An ancient guy escaped from Incarceron, and somehow left clues that some unexplained professors have access to. And the professors are on both the inside and outside, even though nobody can escape. But maybe they created Incarceron.
The main guy inside had an oathbrother who was good, but then he acted shady, then he stole and murdered, then he acted loyal again, then he tried to get away from them. Then the slave girl, who swore a life debt to the main prince/non-prince guy, convinced the oathbrother to go back, so he did. But he's not what he seems either. Then she seems to fall in love with the prince/non-prince, or at least gets jealous, so she has some kind of thing for him, that is also never explained fully.
There is also this prince in the other world, who is a jerk. He's the late king's son with his second wife, so the son of the current queen, who is the second wife of the late king. She rules the kingdom, and to make her son, the jerk guy, the next king she did something to the king's older, and not so jerky son, which gives us the idea that he's possibly the prince in Incarceron, the prison, but that is never confirmed. By the way she's a sorceress with powers to stay young, but no other notable powers that we know of.
The girl who is betrothed to the jerk prince, but is seeking the non-jerk prince and is the daughter of the warden of Incarceron, but not really the daughter of the warden, and she's kinda interested in her teacher who is one of those unexplained professor types, and he is a master of all kinds of super advanced technology, which is outlawed for some unexplained reason so people can live in a world that is like the regency era.
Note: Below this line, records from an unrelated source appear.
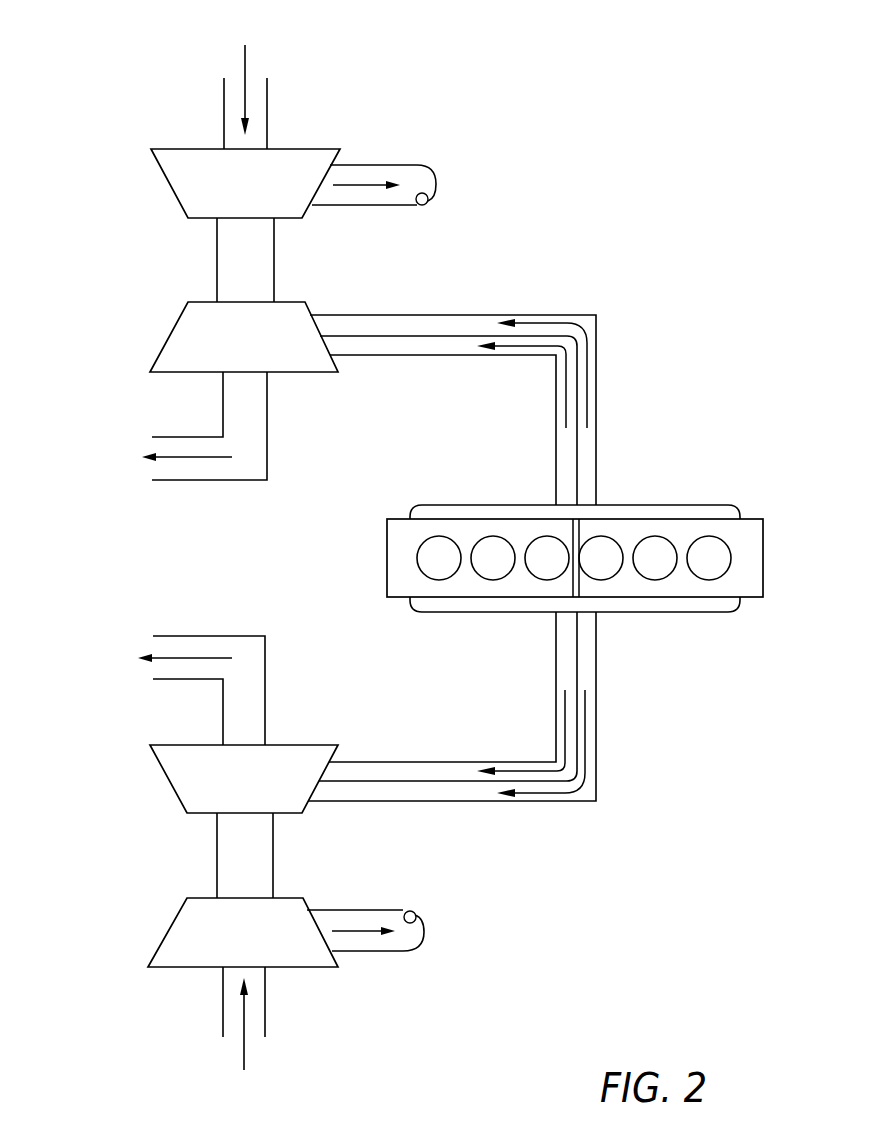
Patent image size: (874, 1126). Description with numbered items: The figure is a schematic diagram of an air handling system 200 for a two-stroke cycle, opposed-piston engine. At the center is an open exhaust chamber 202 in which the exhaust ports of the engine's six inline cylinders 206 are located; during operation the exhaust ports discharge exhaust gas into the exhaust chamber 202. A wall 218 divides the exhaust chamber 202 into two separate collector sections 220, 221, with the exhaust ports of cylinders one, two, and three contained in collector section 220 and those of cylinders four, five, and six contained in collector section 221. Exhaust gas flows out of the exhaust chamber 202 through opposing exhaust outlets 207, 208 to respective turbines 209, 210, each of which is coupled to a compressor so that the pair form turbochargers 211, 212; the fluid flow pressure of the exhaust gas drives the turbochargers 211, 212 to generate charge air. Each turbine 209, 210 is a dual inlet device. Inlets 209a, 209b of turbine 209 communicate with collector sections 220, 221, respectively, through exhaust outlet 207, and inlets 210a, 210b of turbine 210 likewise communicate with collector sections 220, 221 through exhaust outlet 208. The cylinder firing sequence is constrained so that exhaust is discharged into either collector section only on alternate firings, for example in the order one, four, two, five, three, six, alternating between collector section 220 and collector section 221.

The air handling system 200 is at (645, 160).
The exhaust chamber 202 is at (767, 535).
The cylinder 206 is at (417, 545).
The exhaust outlet 207 is at (657, 518).
The exhaust outlet 208 is at (620, 597).
The turbine 209 is at (172, 330).
The inlet 209a is at (330, 350).
The inlet 209b is at (312, 317).
The turbine 210 is at (168, 778).
The inlet 210a is at (330, 763).
The inlet 210b is at (312, 797).
The turbocharger 211 is at (122, 250).
The turbocharger 212 is at (166, 842).
The wall 218 is at (581, 528).
The collector section 220 is at (398, 575).
The collector section 221 is at (748, 580).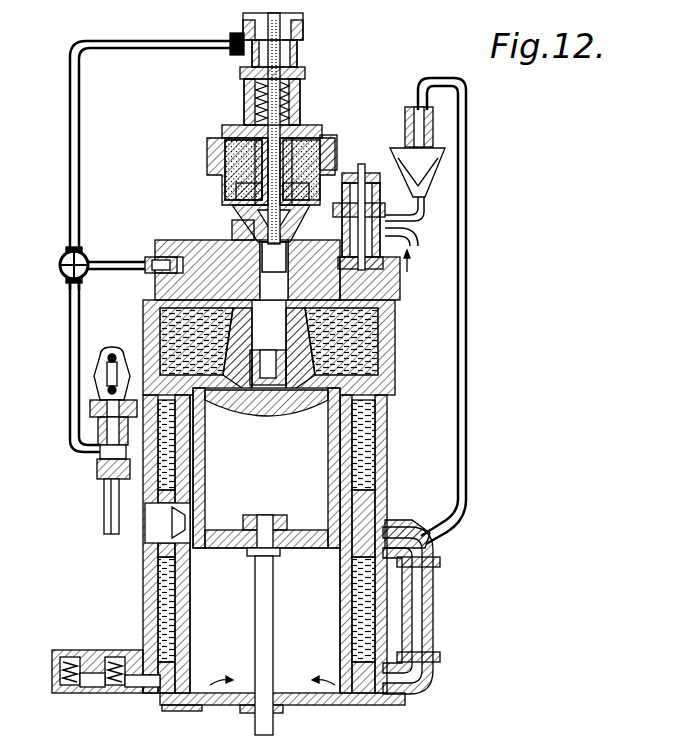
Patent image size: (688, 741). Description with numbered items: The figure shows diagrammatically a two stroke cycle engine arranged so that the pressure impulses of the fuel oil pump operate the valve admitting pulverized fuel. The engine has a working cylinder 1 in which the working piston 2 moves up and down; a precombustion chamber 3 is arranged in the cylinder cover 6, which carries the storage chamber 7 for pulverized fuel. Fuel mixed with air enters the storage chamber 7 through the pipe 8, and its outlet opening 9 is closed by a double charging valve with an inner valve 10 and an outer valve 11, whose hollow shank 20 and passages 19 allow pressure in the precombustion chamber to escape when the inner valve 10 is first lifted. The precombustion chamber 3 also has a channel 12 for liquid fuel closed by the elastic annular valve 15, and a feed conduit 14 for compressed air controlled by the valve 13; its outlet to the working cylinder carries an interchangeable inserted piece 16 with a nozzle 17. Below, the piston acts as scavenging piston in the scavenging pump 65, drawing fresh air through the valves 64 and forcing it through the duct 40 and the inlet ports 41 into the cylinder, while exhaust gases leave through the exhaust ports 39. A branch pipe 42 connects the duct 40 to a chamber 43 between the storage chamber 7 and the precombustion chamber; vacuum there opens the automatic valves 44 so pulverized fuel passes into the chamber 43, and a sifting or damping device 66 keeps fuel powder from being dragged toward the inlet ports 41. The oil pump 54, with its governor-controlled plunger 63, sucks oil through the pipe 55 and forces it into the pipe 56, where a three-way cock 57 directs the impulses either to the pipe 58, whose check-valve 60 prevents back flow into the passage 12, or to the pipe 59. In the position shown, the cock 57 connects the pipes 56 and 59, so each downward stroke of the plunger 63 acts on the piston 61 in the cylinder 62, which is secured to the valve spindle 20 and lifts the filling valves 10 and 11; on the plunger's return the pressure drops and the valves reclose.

The working cylinder 1 is at (150, 580).
The working piston 2 is at (345, 402).
The precombustion chamber 3 is at (395, 328).
The cylinder cover 6 is at (345, 318).
The storage chamber 7 is at (228, 165).
The pipe 8 is at (240, 148).
The outlet opening 9 is at (243, 238).
The inner valve 10 is at (243, 222).
The outer valve 11 is at (255, 212).
The channel 12 is at (225, 292).
The valve 13 is at (380, 258).
The feed conduit 14 is at (385, 270).
The annular valve 15 is at (222, 318).
The inserted piece 16 is at (355, 350).
The nozzle 17 is at (355, 372).
The passages 19 is at (330, 142).
The hollow shank 20 is at (300, 72).
The exhaust ports 39 is at (160, 525).
The duct 40 is at (430, 620).
The inlet ports 41 is at (428, 528).
The branch pipe 42 is at (462, 410).
The chamber 43 is at (245, 195).
The automatic valves 44 is at (250, 188).
The pump 54 is at (100, 452).
The pipe 55 is at (104, 520).
The pipe 56 is at (72, 340).
The three-way cock 57 is at (59, 270).
The pipe 58 is at (130, 262).
The pipe 59 is at (78, 88).
The check-valve 60 is at (158, 276).
The piston 61 is at (298, 34).
The cylinder 62 is at (281, 60).
The plunger 63 is at (100, 393).
The valves 64 is at (117, 655).
The scavenging pump 65 is at (226, 690).
The sifting or damping device 66 is at (430, 190).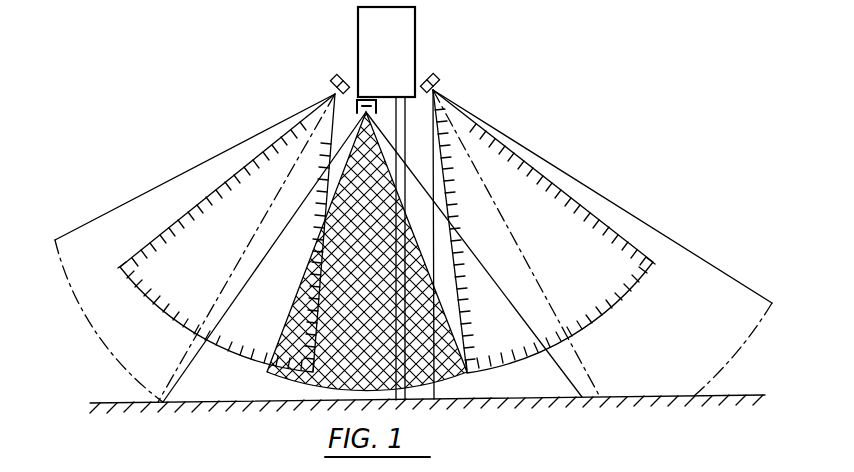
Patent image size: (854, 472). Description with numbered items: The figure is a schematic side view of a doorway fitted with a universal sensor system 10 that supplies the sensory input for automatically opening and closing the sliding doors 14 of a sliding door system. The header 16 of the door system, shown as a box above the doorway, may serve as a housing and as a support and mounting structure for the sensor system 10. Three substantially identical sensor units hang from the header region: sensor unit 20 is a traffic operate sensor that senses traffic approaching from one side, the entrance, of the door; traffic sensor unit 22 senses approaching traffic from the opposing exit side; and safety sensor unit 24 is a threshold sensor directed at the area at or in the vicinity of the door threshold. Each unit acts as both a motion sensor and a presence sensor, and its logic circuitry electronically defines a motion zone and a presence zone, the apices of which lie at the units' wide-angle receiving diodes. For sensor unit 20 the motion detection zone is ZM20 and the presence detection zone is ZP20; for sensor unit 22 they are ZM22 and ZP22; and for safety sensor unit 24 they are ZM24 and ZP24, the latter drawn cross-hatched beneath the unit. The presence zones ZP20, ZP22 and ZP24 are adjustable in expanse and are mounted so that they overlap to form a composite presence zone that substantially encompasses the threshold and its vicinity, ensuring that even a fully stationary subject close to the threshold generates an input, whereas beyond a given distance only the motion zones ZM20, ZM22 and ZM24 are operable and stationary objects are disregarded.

The sensor system 10 is at (241, 51).
The sliding doors 14 is at (402, 136).
The header 16 is at (415, 30).
The sensor unit 20 is at (328, 83).
The traffic sensor unit 22 is at (446, 80).
The safety sensor unit 24 is at (353, 97).
The motion detection zone ZM20 is at (158, 195).
The presence detection zone ZP20 is at (185, 328).
The motion detection zone ZM22 is at (690, 257).
The presence detection zone ZP22 is at (610, 305).
The motion detection zone ZM24 is at (553, 375).
The presence detection zone ZP24 is at (270, 380).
Why?
There is also this old guy, who is the professor type person inside Incarceron, who names the prince/non-prince a starfinder or starseeker, or starseer (I don't remember) and that means something that is never fully explained, but basically he looks out for the boy because he thinks it will lead him to his eventual freedom from the prison.
Oh ya, and the prison is alive, and can pretty much kill everyone whenever it wants, but it doesn't, then they get the key (shown on the cover) which for some unknown and unexplained reason, makes them invisible to the prison, so it can't kill them, or even stop them from finding the girl who eventually come into Incarceron to get the boy/maybe-prince, and they leave.
At the end they make a bunch of promises that they don't keep and that will probably be answered in the sequel which, I imagine will answer all the unanswered questions and make me go... "Oh, well that all makes sense now." But for now I'm just confused.